Segunda-feira, 10 de junho de 2024 - 15h59

Não é de hoje que o
Ministério Público do Estado de Rondônia vem tentando convencer a Câmara de
Vereadores de Porto Velho a reduzir o excesso de cargos comissionados, mas,
pelo visto, tem pregado a ouvidos moucos. Tantos são os comissionados que, se
todos eles resolvessem comparecer ao local de trabalho ao mesmo tempo, não teria
espaço suficiente para acomodar tanta gente.
A luta pela diminuição
da quantidade de cargos de direção, chefia e assessoramento, começou em 2015,
na administração do presidente Jurandir Bengala. Naquela ocasião, o Poder
Legislativo assinou um Termo de Ajustamento de Conduta (TAC) por meio do qual
se comprometeu a substituir, gradativamente, os quase quinhentos comissionados
por servidores efetivos, porém o acordo não saiu do papel e o MPE/RO, na pessoa
do brilhante Promotor de Justiça, Geraldo Guimarães, resolveu enquadrar meio
mundo, contudo, antes mesmo que o assunto descambasse no campo da improbidade
administrativa, a Câmara, já sob a presidência do vereador Maurício Carvalho, realizou
um concurso para inglês ver, ofertando apenas quinze vagas, contrariando
recomendação da Comissão responsável pelo certame, que propôs a criação de
cinquenta cargos efetivos, mas a ideia não prosperou.
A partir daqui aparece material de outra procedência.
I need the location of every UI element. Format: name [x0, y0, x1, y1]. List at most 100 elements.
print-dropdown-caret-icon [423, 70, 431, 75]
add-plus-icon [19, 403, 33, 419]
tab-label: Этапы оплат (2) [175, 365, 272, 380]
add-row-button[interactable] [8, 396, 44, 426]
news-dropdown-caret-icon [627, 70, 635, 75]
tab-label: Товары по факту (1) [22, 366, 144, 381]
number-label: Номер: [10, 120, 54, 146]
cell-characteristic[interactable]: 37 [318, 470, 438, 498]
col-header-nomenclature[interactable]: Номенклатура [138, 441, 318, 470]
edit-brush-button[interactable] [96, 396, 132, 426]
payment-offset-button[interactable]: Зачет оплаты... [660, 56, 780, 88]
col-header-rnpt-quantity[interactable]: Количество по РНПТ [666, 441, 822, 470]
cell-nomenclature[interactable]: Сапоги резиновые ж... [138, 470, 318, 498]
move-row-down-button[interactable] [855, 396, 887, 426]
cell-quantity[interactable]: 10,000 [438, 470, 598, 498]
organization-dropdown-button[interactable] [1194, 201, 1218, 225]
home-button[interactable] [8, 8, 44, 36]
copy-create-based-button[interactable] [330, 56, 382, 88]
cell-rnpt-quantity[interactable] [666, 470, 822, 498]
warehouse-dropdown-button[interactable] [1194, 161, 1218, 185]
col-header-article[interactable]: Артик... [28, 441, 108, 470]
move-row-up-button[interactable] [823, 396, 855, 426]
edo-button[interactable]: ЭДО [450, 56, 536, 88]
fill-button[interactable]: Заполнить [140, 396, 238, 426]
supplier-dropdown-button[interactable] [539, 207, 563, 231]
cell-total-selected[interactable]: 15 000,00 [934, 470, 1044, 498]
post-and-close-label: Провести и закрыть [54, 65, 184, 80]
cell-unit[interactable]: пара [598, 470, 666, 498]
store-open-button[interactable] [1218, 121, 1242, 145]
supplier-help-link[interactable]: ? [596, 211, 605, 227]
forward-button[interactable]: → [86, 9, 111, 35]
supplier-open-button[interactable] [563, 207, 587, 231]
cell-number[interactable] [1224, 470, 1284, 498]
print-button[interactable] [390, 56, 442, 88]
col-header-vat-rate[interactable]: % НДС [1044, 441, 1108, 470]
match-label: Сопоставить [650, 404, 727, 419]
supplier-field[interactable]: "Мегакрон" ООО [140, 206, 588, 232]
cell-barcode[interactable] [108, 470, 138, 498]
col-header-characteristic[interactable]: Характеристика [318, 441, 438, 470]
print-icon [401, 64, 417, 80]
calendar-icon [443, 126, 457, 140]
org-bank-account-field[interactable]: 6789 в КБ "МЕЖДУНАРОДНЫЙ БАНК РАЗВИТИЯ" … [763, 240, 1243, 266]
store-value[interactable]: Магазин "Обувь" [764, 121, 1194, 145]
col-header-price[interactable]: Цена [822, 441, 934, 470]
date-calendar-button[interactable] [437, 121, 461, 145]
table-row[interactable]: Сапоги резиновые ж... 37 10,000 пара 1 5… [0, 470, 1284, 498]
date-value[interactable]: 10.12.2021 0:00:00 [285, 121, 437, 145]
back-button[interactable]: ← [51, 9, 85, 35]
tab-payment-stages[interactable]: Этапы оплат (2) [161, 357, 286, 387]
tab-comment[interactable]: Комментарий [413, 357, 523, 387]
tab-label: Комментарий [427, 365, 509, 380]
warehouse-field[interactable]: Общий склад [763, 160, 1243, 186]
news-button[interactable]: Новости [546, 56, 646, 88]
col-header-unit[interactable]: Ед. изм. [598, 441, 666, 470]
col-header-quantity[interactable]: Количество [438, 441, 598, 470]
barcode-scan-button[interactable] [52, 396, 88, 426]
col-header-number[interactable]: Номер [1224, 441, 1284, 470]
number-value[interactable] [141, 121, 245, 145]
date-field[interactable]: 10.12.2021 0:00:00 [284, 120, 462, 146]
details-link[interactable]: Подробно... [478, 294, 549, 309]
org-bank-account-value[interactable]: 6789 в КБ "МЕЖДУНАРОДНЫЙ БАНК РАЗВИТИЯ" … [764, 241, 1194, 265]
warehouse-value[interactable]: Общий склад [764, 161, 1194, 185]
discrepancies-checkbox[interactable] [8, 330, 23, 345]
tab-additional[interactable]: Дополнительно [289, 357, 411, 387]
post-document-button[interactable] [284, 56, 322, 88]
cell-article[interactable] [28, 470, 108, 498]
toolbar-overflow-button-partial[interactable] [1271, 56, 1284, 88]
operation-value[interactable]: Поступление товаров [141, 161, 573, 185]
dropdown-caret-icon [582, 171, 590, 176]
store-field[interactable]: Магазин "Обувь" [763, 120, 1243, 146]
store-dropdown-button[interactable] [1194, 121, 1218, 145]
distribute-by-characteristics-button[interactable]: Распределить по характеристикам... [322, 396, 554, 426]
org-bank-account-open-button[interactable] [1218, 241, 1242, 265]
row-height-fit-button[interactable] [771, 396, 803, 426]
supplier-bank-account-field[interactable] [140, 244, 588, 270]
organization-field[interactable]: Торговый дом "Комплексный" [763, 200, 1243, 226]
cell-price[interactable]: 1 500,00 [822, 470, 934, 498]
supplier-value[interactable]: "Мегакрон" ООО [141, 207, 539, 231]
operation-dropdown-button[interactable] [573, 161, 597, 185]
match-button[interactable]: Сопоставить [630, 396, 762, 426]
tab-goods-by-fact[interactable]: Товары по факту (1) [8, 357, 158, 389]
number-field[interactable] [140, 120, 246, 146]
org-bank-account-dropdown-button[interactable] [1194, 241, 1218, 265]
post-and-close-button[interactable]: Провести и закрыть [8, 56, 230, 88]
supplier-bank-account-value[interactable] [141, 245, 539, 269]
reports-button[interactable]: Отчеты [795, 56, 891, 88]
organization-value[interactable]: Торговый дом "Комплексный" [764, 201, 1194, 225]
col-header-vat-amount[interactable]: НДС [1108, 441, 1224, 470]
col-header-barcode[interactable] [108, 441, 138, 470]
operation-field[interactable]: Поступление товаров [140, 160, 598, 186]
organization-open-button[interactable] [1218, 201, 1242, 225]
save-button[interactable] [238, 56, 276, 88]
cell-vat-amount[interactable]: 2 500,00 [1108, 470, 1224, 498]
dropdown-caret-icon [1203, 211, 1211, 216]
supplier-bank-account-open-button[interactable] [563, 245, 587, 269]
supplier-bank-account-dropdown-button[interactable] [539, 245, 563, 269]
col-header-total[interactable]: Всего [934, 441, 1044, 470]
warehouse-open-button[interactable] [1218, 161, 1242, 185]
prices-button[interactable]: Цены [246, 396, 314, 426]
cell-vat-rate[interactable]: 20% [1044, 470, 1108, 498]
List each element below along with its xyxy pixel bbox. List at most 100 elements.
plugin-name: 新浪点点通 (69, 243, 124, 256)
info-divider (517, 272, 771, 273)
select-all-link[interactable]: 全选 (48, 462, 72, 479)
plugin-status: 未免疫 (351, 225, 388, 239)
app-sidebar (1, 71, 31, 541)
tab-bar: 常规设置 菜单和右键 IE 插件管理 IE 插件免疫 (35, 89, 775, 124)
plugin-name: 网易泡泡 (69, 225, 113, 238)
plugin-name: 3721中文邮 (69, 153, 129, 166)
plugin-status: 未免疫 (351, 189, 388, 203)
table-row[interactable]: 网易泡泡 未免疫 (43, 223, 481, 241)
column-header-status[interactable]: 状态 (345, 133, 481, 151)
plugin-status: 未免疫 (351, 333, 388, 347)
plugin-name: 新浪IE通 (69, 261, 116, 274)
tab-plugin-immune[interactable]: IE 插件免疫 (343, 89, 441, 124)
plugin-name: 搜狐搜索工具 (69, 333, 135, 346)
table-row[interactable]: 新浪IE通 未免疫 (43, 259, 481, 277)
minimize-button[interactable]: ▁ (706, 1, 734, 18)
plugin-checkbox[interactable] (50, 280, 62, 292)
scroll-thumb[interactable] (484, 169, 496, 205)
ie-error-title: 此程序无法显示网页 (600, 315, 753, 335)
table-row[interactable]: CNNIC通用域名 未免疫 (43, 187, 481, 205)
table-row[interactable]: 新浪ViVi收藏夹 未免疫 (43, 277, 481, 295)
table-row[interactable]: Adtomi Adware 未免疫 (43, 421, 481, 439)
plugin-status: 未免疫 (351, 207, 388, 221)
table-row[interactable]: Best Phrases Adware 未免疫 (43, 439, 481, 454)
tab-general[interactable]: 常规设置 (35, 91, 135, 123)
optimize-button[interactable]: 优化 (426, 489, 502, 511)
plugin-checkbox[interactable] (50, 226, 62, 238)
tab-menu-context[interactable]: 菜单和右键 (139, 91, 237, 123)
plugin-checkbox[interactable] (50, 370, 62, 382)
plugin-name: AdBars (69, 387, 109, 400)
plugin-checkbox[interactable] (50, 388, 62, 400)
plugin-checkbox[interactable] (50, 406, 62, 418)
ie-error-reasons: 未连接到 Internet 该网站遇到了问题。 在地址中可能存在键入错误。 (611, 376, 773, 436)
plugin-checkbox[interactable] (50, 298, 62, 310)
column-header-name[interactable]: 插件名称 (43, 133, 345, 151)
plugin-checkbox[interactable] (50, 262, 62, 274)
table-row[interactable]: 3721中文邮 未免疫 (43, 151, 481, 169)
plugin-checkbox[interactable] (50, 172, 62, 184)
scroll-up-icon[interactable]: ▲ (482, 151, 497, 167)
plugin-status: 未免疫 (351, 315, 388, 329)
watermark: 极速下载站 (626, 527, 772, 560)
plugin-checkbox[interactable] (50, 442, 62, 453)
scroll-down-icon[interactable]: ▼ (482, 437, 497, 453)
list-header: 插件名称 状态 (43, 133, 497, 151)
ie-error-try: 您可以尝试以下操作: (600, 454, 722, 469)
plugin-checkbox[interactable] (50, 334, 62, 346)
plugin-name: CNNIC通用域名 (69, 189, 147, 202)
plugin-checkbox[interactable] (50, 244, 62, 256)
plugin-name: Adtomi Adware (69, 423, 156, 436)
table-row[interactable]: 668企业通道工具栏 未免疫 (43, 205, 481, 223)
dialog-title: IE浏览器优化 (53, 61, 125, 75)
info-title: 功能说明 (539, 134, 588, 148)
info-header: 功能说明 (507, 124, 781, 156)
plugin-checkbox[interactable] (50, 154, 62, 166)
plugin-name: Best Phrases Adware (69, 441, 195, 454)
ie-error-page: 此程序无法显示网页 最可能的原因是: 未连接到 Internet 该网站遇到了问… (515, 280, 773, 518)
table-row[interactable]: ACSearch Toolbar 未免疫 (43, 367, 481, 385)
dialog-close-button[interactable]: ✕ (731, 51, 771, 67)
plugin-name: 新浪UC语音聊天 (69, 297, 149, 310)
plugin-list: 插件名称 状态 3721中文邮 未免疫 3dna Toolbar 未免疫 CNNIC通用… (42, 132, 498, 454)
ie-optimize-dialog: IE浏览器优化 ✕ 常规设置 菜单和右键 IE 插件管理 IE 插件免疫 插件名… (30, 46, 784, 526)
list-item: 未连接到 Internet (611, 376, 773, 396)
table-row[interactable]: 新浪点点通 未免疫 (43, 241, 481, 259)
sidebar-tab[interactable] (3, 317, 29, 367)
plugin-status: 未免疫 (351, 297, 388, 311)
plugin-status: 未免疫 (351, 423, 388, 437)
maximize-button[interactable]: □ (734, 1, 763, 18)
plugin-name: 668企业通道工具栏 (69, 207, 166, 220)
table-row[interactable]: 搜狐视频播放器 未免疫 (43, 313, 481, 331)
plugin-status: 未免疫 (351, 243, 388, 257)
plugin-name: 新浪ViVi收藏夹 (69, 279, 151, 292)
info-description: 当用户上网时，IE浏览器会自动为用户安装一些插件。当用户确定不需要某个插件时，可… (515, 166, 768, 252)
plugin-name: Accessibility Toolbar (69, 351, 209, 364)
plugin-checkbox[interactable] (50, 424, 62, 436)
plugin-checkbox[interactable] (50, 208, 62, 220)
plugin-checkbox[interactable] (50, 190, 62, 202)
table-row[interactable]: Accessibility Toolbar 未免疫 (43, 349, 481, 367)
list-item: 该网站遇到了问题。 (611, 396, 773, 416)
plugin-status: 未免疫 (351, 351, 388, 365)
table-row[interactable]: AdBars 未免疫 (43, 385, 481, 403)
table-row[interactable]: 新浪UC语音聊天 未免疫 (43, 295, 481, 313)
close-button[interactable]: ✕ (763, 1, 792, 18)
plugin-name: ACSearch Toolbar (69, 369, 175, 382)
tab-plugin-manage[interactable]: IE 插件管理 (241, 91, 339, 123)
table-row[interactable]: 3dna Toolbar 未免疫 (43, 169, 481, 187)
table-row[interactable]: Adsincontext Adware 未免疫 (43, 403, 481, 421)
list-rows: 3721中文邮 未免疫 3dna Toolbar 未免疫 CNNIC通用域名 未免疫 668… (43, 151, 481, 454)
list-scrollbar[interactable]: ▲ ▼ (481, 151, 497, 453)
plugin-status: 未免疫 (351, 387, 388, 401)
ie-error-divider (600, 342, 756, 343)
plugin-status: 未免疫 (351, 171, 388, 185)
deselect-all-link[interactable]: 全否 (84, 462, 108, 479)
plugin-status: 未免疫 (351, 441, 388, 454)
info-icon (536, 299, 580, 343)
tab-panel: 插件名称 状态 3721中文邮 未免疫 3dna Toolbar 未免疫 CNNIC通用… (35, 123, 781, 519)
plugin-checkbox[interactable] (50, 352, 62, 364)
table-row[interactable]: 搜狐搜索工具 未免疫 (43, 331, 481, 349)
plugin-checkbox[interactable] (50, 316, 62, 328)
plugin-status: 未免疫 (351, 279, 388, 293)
Enquanto isso, as folhas
de pagamento continuaram sendo infladas com nomeações e mais nomeações de
comissionados.
Hoje, a Câmara
Municipal tem 633 comissionados, de acordo com a Resolução nº. 702/2023, de 18
de dezembro de 2023, publicada no Diário Oficial do Município de 27 de dezembro
de 2023, edição 3692. Eis alguns: Assessor Parlamentar Volante - 330, 15 para
cada gabinete, incluindo o da presidência; Assistente Técnico Nível I - 60;
Assessor Técnico Legislativo – 42; Assessor Executivo – 39. E a lista segue com
uma infinidade de departamentos, diretorias, divisões e comissões. Ao todo, são
seiscentos e trinta e três cargos comissionados, contra quarenta e oito
servidores efetivos, segundo um funcionário da Casa, que preferiu não se
identificar, por motivos óbvios. Não culpo, exclusivamente, o presidente Márcio
Pacele por isso. Às vezes, as circunstâncias obrigam o gestor a tomar decisões
contrárias à sua vontade para não criar um clima de discórdia entre seus pares,
porém, não custar lembrar que, na vida, tudo tem um limite.